Долго стояли мы у окон галдарейки и любовались Москвой. Светилась она в туманце, широкая, покойная, – чуть вдруг всплеснет сверканьем. Так бы и смотрел, смотрел… не нагляделся бы.
Когда усаживались в пролетки – ехать в Нескучный сад, – Крынкин стоял на крылечке низенького своего трактира, высокий, широкий, громкий, махал руками, командовал:
– Василья! вязочку положь кучеру в ноги, – москварецкие живые раки, от Крынкина, на память! А етот кузовок, сударыня, в ручки примите-с… крынкинская клубника, ранжарейная. Сергей Иваныч, притомились маненько… здоровьица пошли вам Господь! так уважили – не сказать. А про Петров день не забудьте-с… в трубу мою все крестики-кумполочки, все колокола и башни, и палаты, и дворцы!..
У всех нас так и гудело в ушах от крика. В Нескучный не заезжали, что-то устал отец, стал дремать.
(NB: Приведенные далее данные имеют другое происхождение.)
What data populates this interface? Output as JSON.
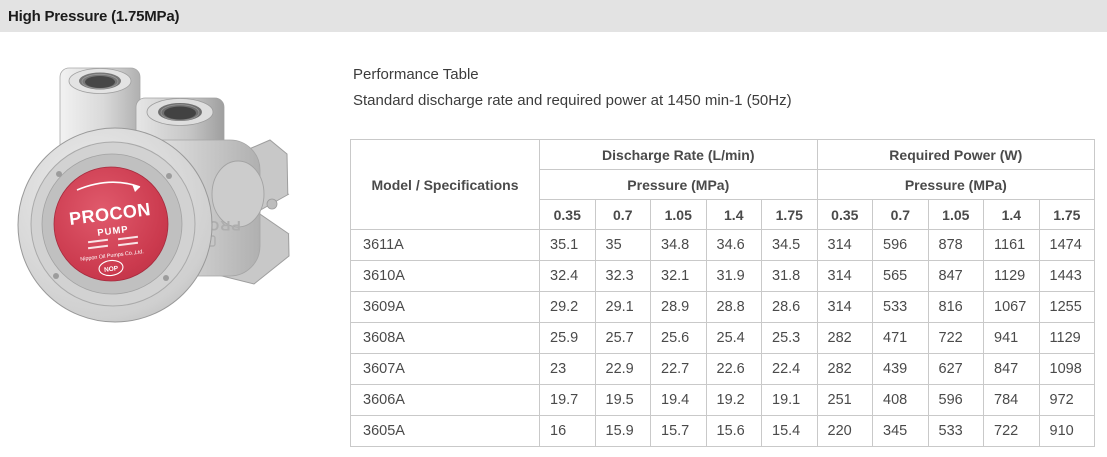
{
  "header": {
    "title": "High Pressure (1.75MPa)"
  },
  "intro": {
    "caption": "Performance Table",
    "subcaption": "Standard discharge rate and required power at 1450 min-1 (50Hz)"
  },
  "pump": {
    "brand": "PROCON",
    "brand_sub": "PUMP",
    "company": "Nippon Oil Pumps Co.,Ltd.",
    "badge": "NOP",
    "embossed": "PROCON"
  },
  "table": {
    "model_header": "Model / Specifications",
    "discharge_group": "Discharge Rate (L/min)",
    "power_group": "Required Power (W)",
    "pressure_subheader": "Pressure (MPa)",
    "pressures": [
      "0.35",
      "0.7",
      "1.05",
      "1.4",
      "1.75"
    ],
    "rows": [
      {
        "model": "3611A",
        "discharge": [
          "35.1",
          "35",
          "34.8",
          "34.6",
          "34.5"
        ],
        "power": [
          "314",
          "596",
          "878",
          "1161",
          "1474"
        ]
      },
      {
        "model": "3610A",
        "discharge": [
          "32.4",
          "32.3",
          "32.1",
          "31.9",
          "31.8"
        ],
        "power": [
          "314",
          "565",
          "847",
          "1129",
          "1443"
        ]
      },
      {
        "model": "3609A",
        "discharge": [
          "29.2",
          "29.1",
          "28.9",
          "28.8",
          "28.6"
        ],
        "power": [
          "314",
          "533",
          "816",
          "1067",
          "1255"
        ]
      },
      {
        "model": "3608A",
        "discharge": [
          "25.9",
          "25.7",
          "25.6",
          "25.4",
          "25.3"
        ],
        "power": [
          "282",
          "471",
          "722",
          "941",
          "1129"
        ]
      },
      {
        "model": "3607A",
        "discharge": [
          "23",
          "22.9",
          "22.7",
          "22.6",
          "22.4"
        ],
        "power": [
          "282",
          "439",
          "627",
          "847",
          "1098"
        ]
      },
      {
        "model": "3606A",
        "discharge": [
          "19.7",
          "19.5",
          "19.4",
          "19.2",
          "19.1"
        ],
        "power": [
          "251",
          "408",
          "596",
          "784",
          "972"
        ]
      },
      {
        "model": "3605A",
        "discharge": [
          "16",
          "15.9",
          "15.7",
          "15.6",
          "15.4"
        ],
        "power": [
          "220",
          "345",
          "533",
          "722",
          "910"
        ]
      }
    ]
  },
  "colors": {
    "header_bar_bg": "#e3e3e3",
    "title_text": "#1b1b1b",
    "body_text": "#4a4a4a",
    "table_border": "#c9c9c9",
    "label_red": "#cb3a4e",
    "metal_light": "#f0f0f0",
    "metal_dark": "#b5b5b5"
  }
}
Сказал только: «В другой раз… в голове шумит от крика». Да как и не шуметь: сколько всего видали, сколько всего слыхали, а у Крынкина не человеческий голос, а живая труба… а галдарейка у него гулкая, дощатая, сухая, дребезжучая… Горкин говорил: «И у меня в голове шумит, все – гу-гу-гу… гу-гу-гу… и здорового-то сморит».
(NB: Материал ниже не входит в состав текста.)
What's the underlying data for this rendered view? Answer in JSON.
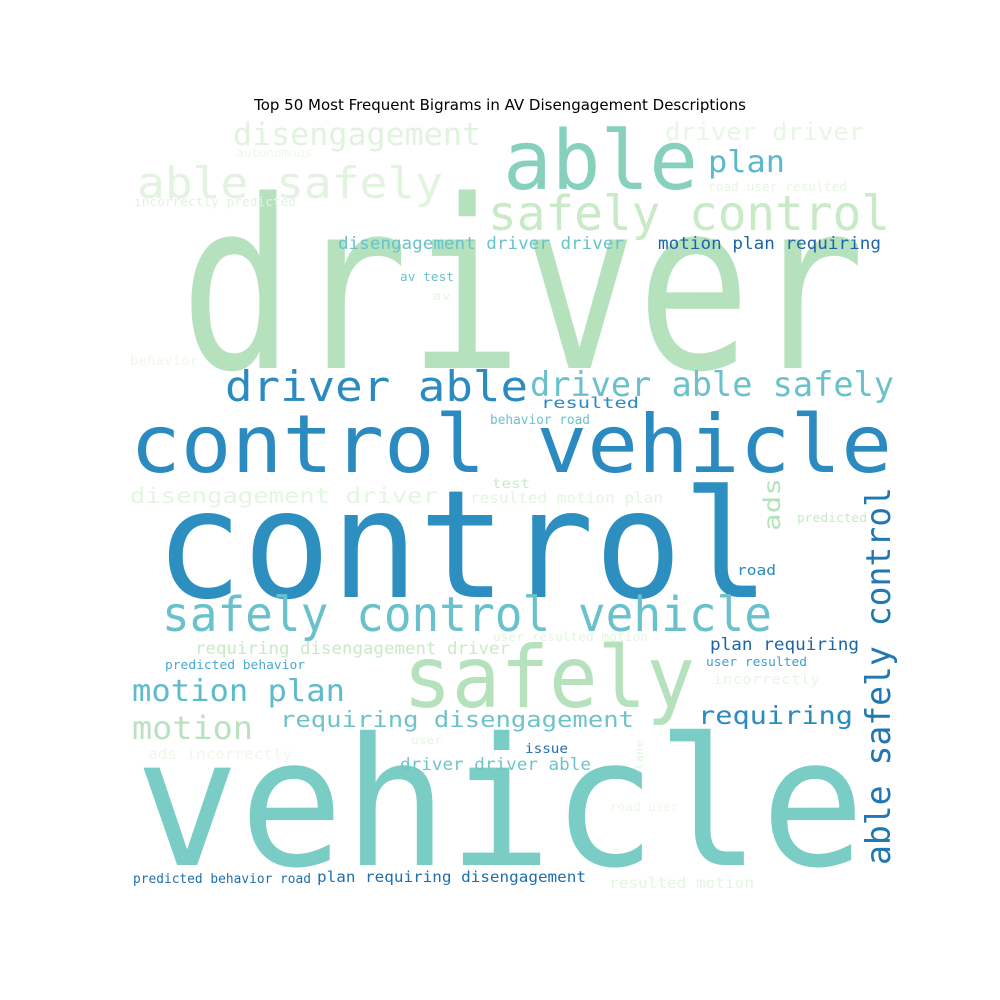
{
  "title": "Top 50 Most Frequent Bigrams in AV Disengagement Descriptions",
  "words": [
    {
      "text": "driver",
      "color": "#b5e2bd"
    },
    {
      "text": "control",
      "color": "#2d8fc0"
    },
    {
      "text": "vehicle",
      "color": "#7acdc4"
    },
    {
      "text": "control vehicle",
      "color": "#2b8ac0"
    },
    {
      "text": "safely",
      "color": "#b5e2bd"
    },
    {
      "text": "able",
      "color": "#86d0bc"
    },
    {
      "text": "safely control vehicle",
      "color": "#68c1cb"
    },
    {
      "text": "safely control",
      "color": "#c8eac7"
    },
    {
      "text": "able safely",
      "color": "#e2f3df"
    },
    {
      "text": "driver able",
      "color": "#2b8ac0"
    },
    {
      "text": "driver able safely",
      "color": "#6bc1cb"
    },
    {
      "text": "able safely control",
      "color": "#2078b2"
    },
    {
      "text": "disengagement",
      "color": "#e1f3de"
    },
    {
      "text": "driver driver",
      "color": "#e8f6e4"
    },
    {
      "text": "plan",
      "color": "#5ab9ce"
    },
    {
      "text": "motion plan",
      "color": "#5ebbcd"
    },
    {
      "text": "motion",
      "color": "#b9e3c0"
    },
    {
      "text": "requiring disengagement",
      "color": "#6fc4c9"
    },
    {
      "text": "requiring",
      "color": "#2b8ac0"
    },
    {
      "text": "disengagement driver",
      "color": "#e4f5e1"
    },
    {
      "text": "disengagement driver driver",
      "color": "#68c1cb"
    },
    {
      "text": "motion plan requiring",
      "color": "#1c64a8"
    },
    {
      "text": "requiring disengagement driver",
      "color": "#c8eac7"
    },
    {
      "text": "plan requiring",
      "color": "#1c64a8"
    },
    {
      "text": "ads",
      "color": "#b5e2bd"
    },
    {
      "text": "driver driver able",
      "color": "#6fc4c9"
    },
    {
      "text": "plan requiring disengagement",
      "color": "#1f6fae"
    },
    {
      "text": "predicted behavior road",
      "color": "#1f6fae"
    },
    {
      "text": "resulted motion",
      "color": "#e4f5e1"
    },
    {
      "text": "resulted",
      "color": "#2b8ac0"
    },
    {
      "text": "behavior road",
      "color": "#6bc1cb"
    },
    {
      "text": "resulted motion plan",
      "color": "#e4f5e1"
    },
    {
      "text": "test",
      "color": "#c8eac7"
    },
    {
      "text": "road",
      "color": "#2b8ac0"
    },
    {
      "text": "predicted",
      "color": "#c8eac7"
    },
    {
      "text": "user resulted motion",
      "color": "#e4f5e1"
    },
    {
      "text": "predicted behavior",
      "color": "#4aa9d0"
    },
    {
      "text": "user resulted",
      "color": "#3f9fd0"
    },
    {
      "text": "incorrectly",
      "color": "#e8f6e4"
    },
    {
      "text": "issue",
      "color": "#1f6fae"
    },
    {
      "text": "user",
      "color": "#e4f5e1"
    },
    {
      "text": "lane",
      "color": "#e4f5e1"
    },
    {
      "text": "road user",
      "color": "#eef8ea"
    },
    {
      "text": "ads incorrectly",
      "color": "#eef8ea"
    },
    {
      "text": "av test",
      "color": "#6bc1cb"
    },
    {
      "text": "av",
      "color": "#e4f5e1"
    },
    {
      "text": "behavior",
      "color": "#eef8ea"
    },
    {
      "text": "autonomous",
      "color": "#eef8ea"
    },
    {
      "text": "incorrectly predicted",
      "color": "#e1f3de"
    },
    {
      "text": "road user resulted",
      "color": "#e8f6e4"
    }
  ]
}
И мне что-то задремалось: с шампанского ли шипучего, или пролеткой укачало. Остался в дремотной памяти милый голос:
Отцу совсем хорошо после живой воды. Клин позволил обрить голову. Пришел Сай Саич с ящиком и большой коробкой. В ящике у него – «бритвы-ритвы», «нозницы-мозницы», всякое «сильце-мильце», «дусистый ладиколон» и всякая «помада, какой никому не надо». А что же в большой коробке? Он смешно щурится, когда я выспрашиваю его.
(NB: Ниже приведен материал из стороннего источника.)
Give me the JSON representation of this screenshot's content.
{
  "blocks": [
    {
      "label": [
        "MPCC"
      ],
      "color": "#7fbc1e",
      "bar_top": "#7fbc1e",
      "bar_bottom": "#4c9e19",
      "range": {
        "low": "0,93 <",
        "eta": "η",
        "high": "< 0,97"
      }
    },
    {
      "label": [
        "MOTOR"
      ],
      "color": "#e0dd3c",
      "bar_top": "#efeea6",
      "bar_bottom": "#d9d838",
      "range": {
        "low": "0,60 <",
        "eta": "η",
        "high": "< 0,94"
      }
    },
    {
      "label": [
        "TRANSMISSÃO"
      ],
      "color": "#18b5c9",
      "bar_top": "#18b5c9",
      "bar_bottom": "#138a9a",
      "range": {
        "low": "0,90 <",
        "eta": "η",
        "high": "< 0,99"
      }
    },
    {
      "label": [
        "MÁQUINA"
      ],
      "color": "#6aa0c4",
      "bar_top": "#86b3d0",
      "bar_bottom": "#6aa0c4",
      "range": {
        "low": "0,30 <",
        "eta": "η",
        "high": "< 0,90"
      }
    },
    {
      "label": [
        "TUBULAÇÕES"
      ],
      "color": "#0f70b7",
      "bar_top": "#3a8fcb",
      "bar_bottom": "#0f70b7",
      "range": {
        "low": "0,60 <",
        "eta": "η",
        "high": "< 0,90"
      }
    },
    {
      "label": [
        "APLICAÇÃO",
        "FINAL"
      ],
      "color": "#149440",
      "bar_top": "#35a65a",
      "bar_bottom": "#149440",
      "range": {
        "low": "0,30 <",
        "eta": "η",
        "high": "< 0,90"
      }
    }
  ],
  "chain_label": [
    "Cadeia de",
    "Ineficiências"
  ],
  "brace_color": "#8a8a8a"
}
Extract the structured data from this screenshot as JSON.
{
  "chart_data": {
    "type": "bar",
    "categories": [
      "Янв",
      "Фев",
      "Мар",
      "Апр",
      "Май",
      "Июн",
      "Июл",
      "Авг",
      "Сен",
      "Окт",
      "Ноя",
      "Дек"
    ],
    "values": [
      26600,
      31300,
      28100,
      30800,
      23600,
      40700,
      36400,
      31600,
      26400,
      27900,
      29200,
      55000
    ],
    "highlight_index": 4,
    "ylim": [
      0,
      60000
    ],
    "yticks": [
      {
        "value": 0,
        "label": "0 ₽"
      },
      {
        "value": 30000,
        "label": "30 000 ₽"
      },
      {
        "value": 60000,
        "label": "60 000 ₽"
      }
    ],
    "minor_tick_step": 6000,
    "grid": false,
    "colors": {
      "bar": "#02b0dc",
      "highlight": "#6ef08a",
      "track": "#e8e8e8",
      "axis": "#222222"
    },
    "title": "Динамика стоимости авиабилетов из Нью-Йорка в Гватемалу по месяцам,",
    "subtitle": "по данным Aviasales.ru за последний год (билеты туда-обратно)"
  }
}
– Папасенька будет рязеный, будет сутить, как на теятре!
Синяя голова стала у отца, когда обрили, такой смешной. В зеркало посмотрелся – и говорит: «Как ощипанный гусенок стал». Сай Саич открыл коробку, а там куча волос, будто от разных содраны: рыжие, черные, седые… Мне стало неприятно, до тошноты. У нас рассказывали, что это парики, их сдирают с покойников в больнице. Отец говорит Сай Саичу:
– Приладь по мне. А не с покойника?..
– Ну, и сто зе буду вам голову мороцить! и-с покойника! У покойника волосики завсем зе мертвые, а эти… зивенькие завсем. Это я сам на клейкю с пузирем лепляю. Мозете понюхать, какэ дусисто…
Пахнет ужасно душными духами. Сай Саич нюхает с удовольствием и говорит: «З такими дамоцки прискают». Сонечка вошла-вскрикнула: «Что это, как ужасно пахнет… как мыло «Конго»?..»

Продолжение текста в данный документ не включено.